Ehrlichkeit. Sie ist so wichtig wie jeder andere Aktivposten. Denn ein Unternehmen, das ehrlich, offen und korrekt handelt, wird zwangsläufig erfolgreich sein. Genau deswegen unterstützen wir das Better Business Bureau. Machen Sie mit. Profitieren Sie gemeinsam mit uns.

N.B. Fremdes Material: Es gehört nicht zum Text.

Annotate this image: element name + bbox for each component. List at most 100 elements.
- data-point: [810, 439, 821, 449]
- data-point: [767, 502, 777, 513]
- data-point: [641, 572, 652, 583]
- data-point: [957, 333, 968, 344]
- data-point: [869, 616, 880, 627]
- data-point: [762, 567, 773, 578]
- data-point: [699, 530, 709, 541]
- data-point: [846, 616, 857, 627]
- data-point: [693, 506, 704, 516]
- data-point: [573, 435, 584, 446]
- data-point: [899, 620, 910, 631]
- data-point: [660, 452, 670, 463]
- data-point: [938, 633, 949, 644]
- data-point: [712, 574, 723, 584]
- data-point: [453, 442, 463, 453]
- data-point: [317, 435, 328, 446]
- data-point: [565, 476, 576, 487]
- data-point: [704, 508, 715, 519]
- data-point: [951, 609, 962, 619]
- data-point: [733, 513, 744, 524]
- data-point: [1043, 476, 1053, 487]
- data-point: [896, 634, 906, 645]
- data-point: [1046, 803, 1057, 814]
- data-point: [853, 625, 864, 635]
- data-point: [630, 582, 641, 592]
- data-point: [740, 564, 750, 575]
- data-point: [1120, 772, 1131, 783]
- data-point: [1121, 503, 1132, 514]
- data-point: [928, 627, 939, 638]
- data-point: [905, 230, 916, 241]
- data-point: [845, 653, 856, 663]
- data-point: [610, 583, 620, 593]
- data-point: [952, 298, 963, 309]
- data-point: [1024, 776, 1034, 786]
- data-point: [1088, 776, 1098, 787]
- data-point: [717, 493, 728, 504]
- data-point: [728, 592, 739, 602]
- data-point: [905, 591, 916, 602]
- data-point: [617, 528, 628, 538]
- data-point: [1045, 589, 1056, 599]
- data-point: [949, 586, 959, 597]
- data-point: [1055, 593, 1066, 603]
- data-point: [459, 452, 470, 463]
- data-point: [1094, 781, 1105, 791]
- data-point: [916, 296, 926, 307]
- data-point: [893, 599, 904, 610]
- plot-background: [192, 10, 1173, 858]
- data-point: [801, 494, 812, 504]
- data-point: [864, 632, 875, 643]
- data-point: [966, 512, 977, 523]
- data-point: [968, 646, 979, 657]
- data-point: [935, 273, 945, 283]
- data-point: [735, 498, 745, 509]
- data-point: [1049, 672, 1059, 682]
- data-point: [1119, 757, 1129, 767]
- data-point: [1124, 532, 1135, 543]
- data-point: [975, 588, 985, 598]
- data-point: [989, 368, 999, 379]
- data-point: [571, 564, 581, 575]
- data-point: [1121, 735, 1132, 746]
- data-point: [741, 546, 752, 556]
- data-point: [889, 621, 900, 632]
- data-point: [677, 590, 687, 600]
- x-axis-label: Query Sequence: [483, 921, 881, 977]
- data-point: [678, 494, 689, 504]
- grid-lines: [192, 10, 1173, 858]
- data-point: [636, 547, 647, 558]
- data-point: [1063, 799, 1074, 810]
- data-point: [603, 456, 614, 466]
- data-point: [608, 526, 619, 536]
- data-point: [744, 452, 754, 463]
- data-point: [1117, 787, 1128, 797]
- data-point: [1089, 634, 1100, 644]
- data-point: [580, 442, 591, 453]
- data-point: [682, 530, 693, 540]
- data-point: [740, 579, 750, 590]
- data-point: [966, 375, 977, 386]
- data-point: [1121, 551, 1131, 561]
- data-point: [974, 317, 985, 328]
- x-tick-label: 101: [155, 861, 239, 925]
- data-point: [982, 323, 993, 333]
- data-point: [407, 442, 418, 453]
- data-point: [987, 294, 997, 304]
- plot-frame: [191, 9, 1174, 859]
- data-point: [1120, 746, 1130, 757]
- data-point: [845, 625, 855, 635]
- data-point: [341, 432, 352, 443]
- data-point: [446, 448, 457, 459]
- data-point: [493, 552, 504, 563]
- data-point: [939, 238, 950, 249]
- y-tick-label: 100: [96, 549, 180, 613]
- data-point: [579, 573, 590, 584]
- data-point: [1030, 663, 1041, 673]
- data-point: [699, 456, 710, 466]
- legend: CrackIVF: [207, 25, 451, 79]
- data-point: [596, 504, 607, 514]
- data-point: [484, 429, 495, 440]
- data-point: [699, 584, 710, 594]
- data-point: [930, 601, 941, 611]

    Kant würde das Better Business Bureau nicht verurteilen; es ist zu loben, wenn man ehrliches Geschäftsgebaren fördert. Es gibt jedoch einen wichtigen moralischen Unterschied zwischen Ehrlichkeit um ihrer selbst willen und Ehrlichkeit um der Bilanz willen. Ersteres ist eine auf Grundsätze gestützte Haltung, Letzteres lediglich vorsichtig. Kant meint, nur die auf Grundsätzen beruhende Haltung sei pflichtgemäß und verleihe einer Handlung sittlichen Wert.
    Oder sehen wir uns folgendes Beispiel an. Vor einigen Jahren versuchte die Universität Maryland, ein weitverbreitetes Problem anzugehen: das Schummeln während der Klausuren. Die Universitätsleitung forderte die Studenten auf, eine Selbstverpflichtung zu unterschreiben, während der Klausuren nicht zu mogeln. Als Anreiz überreichte man Studenten, die diese Verpflichtung akzeptierten, eine Rabattkarte, die in örtlichen Läden Preisnachlässe von 10 bis 25 Prozent bot. 8 Kein Mensch weiß, wie viele Studenten wegen eines Rabatts beim örtlichen Pizzabäcker versprachen, nicht zu mogeln. Die meisten von uns würden jedoch zustimmen, dass es der gekauften Ehrlichkeit an moralischem Wert fehlt. Egal, ob die Preisnachlässe die Fälle von Mogelei verringert haben oder nicht – die moralische Frage ist, ob Ehrlichkeit, die durch den Wunsch nach einem Preisnachlass oder einer finanziellen Belohnung motiviert ist, sittlichen Wert besitzt. Kant würde das verneinen.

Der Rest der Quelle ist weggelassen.